Доверие, верность и привязанность бывают разными. Теоретик феминизма Шаланда Филлипс замечает: «Подобные практики ставят под вопрос стабильность конструкта моногамии, не отвергая его целиком, а разбирая на части с изнанки». Вместо того чтобы просто отвергнуть моногамию, эти нонконформисты стремятся к принятию более комплексного, более гибкого определения термина, который больше не будет основываться на превосходстве сексуальной исключительности. Поэтому некоторые наблюдатели, включая психолога Тэмми Нельсон, вместо того чтобы называть это движение немоногамией, называют его «новой моногамией», имея в виду происходящий сдвиг в постулатах архитектуры обязательств.
Само собой, принципы брака подвергаются пересмотру не впервые. За последние пару веков различные сообщества экспериментировали с новыми моделями брака. В частности, в авангарде этого движения стоит гей-сообщество. Поскольку до недавних пор им была недоступна гетеронормативная модель брака, они творчески подходили к делу и успешно практиковали неисключительные формы отношений. Сегодня, в эпоху единения и эгалитаризма, к тому же стремится все больше гетеросексуальных пар. Недавно в Journal of Sex & Marital Therapy было опубликовано исследование, которое показало, что один из пяти в настоящее время не состоящих в отношениях человек в прошлом экспериментировал с разными формами открытых отношений.
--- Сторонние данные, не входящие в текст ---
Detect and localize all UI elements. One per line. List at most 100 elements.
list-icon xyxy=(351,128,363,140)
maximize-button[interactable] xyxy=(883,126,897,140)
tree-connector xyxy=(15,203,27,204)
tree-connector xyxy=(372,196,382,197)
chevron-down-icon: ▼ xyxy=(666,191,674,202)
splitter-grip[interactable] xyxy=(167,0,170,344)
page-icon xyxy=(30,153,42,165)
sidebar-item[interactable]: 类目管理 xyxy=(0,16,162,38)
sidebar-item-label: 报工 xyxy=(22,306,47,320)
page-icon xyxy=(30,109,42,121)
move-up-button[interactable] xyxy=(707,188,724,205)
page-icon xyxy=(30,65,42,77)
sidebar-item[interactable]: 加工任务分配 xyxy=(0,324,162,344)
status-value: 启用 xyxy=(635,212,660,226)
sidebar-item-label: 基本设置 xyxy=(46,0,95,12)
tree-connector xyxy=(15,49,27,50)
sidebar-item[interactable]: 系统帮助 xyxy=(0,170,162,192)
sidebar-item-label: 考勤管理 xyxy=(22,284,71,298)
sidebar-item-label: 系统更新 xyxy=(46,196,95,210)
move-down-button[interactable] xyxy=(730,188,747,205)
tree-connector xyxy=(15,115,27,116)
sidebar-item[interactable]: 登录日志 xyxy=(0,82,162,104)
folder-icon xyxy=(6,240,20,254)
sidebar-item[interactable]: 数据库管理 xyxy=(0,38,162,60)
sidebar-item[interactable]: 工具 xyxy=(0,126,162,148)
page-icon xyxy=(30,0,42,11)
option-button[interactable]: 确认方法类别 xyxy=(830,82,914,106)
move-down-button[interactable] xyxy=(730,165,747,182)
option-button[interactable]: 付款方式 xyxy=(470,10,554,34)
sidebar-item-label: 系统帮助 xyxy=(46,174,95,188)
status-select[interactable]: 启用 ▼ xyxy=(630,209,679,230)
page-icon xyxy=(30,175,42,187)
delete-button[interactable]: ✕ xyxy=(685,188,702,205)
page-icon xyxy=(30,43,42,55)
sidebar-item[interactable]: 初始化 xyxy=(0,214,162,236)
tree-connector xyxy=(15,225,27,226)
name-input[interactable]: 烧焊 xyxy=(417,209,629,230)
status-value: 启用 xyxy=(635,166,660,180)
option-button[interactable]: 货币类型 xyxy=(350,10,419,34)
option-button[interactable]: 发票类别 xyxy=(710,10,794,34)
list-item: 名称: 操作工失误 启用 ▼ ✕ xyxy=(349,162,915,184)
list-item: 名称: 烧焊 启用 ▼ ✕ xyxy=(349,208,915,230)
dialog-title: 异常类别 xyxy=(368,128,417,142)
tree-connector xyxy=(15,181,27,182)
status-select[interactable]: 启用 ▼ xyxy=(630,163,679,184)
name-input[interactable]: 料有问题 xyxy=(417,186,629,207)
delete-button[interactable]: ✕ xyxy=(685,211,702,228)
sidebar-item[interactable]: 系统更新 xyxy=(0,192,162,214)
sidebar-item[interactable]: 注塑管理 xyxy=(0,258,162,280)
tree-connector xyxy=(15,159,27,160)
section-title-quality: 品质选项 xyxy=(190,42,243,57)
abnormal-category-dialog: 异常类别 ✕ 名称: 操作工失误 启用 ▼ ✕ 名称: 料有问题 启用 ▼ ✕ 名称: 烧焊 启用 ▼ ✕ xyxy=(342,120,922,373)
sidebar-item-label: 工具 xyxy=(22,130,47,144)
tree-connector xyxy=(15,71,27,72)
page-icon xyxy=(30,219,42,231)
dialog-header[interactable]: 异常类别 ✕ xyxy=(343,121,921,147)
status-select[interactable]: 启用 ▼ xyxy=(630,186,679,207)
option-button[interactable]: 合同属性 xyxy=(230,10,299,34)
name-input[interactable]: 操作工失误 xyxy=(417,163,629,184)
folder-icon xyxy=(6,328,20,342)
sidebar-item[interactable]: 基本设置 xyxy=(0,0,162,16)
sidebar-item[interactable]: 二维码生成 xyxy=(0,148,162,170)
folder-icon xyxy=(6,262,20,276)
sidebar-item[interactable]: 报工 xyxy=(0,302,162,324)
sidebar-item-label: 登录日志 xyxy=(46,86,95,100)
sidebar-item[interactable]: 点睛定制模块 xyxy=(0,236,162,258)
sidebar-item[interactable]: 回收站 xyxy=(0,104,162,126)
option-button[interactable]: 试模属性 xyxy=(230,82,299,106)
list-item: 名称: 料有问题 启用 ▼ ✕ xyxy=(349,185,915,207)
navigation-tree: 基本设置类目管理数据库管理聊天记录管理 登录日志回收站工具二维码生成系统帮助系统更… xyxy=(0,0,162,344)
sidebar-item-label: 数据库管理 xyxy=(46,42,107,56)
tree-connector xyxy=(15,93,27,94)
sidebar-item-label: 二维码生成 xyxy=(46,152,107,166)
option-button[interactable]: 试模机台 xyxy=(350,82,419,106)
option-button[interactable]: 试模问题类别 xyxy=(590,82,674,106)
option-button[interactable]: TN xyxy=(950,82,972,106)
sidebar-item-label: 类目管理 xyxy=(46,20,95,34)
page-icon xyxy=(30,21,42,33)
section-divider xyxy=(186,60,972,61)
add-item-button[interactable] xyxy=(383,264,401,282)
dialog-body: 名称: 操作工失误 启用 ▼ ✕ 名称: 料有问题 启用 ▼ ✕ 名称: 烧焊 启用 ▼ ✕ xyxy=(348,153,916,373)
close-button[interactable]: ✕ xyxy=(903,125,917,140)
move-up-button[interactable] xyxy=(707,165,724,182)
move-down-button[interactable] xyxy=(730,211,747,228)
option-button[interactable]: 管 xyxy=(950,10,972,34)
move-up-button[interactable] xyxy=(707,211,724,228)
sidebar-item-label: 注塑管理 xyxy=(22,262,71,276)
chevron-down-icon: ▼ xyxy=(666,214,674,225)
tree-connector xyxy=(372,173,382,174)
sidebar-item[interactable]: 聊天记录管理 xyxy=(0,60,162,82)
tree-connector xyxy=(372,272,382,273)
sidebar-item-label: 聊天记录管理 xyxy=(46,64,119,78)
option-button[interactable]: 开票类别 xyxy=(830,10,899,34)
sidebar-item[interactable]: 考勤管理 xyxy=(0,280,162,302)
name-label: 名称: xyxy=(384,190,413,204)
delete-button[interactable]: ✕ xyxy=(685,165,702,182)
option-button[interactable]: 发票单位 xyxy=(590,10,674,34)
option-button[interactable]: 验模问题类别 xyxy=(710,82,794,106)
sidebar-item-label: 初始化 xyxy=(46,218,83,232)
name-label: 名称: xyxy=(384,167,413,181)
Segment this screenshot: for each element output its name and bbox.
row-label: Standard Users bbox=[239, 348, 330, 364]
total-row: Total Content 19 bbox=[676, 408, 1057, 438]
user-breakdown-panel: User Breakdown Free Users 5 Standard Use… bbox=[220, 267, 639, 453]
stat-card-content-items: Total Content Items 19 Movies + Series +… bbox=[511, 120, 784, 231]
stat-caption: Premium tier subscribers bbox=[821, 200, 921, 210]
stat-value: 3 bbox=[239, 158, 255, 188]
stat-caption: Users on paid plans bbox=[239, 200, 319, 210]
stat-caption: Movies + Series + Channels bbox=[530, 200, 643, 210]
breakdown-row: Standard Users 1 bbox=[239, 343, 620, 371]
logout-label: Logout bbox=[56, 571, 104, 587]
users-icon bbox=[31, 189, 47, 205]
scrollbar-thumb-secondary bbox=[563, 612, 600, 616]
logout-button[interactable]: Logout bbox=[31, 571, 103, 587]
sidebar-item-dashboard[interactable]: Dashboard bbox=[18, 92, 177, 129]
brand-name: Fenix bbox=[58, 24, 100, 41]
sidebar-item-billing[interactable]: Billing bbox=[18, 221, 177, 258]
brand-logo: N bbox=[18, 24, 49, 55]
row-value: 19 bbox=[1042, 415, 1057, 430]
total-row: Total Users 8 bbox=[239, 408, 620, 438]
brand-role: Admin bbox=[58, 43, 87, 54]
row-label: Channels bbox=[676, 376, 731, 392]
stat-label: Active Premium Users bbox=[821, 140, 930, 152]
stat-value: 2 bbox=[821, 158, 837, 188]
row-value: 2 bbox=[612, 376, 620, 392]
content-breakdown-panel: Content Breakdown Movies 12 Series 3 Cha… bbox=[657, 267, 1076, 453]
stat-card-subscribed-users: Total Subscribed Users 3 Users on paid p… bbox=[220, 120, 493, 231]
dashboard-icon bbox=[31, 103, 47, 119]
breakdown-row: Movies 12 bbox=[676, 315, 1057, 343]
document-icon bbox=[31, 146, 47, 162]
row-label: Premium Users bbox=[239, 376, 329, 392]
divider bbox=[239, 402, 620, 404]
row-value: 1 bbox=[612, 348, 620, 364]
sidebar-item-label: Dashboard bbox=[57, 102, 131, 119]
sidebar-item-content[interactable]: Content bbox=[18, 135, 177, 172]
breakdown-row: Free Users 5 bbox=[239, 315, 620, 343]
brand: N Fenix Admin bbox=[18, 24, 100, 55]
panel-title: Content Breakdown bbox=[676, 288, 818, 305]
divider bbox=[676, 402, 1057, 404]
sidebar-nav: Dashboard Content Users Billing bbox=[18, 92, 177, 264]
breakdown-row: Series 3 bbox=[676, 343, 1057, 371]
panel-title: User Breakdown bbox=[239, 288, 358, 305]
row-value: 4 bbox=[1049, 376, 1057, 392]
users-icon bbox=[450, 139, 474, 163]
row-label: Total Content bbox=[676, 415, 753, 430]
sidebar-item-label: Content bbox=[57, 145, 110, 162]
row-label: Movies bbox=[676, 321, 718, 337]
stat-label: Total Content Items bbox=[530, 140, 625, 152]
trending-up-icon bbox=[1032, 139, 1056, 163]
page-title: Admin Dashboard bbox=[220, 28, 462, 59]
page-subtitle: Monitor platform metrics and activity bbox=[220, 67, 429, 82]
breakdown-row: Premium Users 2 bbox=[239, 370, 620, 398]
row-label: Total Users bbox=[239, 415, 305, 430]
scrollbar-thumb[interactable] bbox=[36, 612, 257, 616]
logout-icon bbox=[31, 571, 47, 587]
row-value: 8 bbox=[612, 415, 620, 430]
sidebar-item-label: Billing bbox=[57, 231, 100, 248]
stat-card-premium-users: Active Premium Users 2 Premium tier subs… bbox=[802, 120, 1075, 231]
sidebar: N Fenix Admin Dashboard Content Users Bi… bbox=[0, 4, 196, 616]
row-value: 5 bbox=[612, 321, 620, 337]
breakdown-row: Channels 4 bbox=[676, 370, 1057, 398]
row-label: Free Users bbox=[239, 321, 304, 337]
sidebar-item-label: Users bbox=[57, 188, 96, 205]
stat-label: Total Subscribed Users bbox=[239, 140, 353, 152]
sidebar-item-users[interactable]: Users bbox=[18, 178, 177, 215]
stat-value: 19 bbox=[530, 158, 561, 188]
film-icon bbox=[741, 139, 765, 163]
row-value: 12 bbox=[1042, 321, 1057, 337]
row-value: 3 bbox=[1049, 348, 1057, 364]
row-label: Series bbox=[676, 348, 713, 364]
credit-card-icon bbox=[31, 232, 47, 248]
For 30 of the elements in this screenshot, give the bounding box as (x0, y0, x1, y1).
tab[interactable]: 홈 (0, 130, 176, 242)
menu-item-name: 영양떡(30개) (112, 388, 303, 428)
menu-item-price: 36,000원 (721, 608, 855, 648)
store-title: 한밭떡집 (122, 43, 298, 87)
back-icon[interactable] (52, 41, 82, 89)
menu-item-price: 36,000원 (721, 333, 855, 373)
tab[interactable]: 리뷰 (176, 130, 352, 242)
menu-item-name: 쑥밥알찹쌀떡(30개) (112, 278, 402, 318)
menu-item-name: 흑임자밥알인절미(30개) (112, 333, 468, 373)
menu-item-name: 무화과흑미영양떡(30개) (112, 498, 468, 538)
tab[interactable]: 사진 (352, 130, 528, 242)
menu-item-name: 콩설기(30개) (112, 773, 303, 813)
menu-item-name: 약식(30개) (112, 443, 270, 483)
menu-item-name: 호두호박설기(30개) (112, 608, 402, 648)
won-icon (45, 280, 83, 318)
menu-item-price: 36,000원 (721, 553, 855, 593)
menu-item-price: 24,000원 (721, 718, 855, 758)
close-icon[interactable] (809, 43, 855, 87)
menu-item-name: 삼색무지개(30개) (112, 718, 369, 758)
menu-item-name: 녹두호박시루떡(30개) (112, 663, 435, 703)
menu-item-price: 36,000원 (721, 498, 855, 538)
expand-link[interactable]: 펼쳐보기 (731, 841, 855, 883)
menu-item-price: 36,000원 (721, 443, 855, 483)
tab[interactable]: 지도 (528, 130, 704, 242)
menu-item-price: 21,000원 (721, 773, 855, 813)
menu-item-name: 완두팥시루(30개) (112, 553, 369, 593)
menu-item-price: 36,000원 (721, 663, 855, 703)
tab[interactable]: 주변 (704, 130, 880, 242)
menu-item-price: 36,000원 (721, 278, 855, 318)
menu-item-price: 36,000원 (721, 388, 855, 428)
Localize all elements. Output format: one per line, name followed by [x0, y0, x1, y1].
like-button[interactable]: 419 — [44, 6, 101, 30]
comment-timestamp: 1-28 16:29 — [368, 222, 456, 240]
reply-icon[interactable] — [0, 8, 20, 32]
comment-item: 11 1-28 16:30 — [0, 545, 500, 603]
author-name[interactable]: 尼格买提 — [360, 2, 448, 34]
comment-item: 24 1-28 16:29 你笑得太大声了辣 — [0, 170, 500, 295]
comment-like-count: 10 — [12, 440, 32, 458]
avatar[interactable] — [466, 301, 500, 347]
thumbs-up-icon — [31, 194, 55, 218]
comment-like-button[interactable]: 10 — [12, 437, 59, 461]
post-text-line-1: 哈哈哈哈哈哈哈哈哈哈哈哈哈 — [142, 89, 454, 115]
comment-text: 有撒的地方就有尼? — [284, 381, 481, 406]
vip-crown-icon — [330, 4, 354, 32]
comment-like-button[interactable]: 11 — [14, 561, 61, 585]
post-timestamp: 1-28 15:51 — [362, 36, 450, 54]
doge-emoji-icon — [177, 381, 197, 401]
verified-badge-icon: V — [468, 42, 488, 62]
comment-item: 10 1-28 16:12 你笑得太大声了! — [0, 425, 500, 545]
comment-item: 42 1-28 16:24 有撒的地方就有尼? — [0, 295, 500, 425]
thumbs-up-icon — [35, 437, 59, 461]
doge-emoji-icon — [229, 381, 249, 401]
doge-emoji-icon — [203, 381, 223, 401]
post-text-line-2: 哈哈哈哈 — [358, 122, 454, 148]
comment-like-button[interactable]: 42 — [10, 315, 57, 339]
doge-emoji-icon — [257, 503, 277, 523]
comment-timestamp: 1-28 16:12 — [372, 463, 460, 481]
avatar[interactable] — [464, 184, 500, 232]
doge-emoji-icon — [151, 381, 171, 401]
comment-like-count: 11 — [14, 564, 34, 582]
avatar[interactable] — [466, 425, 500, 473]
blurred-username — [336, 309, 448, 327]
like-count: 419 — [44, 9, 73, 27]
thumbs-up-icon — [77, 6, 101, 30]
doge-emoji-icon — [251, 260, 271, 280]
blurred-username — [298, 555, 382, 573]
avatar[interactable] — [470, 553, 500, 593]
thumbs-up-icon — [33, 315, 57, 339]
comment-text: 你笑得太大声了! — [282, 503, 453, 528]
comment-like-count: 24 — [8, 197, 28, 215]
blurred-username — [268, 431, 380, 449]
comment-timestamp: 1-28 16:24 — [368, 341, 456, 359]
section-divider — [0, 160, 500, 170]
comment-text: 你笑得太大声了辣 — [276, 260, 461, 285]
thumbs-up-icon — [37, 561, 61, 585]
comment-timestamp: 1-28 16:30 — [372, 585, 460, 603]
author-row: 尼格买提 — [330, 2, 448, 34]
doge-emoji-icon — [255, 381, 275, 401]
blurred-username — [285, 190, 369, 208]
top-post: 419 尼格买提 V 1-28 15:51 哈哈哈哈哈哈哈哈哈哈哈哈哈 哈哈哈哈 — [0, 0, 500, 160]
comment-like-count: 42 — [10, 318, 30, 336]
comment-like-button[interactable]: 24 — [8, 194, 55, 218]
Я встречаю многих людей, которые участвуют в этом проекте перерисовки силуэта любви. Пары часто просят меня помочь разобраться в новом мире множественных связей. Пока что количество социальных сценариев ограничено. Мы все импровизируем. Когда я училась на психотерапевта, отношения по определению предполагали участие двух партнеров. Я ни разу не встречала терминов «триада», «тетрада» и «полиаморная группа», поскольку альтернативные системы отношений оставались вне закона. Теперь же они все стали частью моей практики.
Одни пары с самого начала заинтересованы во множестве интимных партнеров, в то время как другие после десятков лет исключительности задумываются, как можно переосмыслить их устоявшиеся отношения. Есть и такие, которые после измены гадают, не станет ли открытие отношений более зрелым ответом на кризис, чем стремление перечеркнуть десятилетия совместной жизни.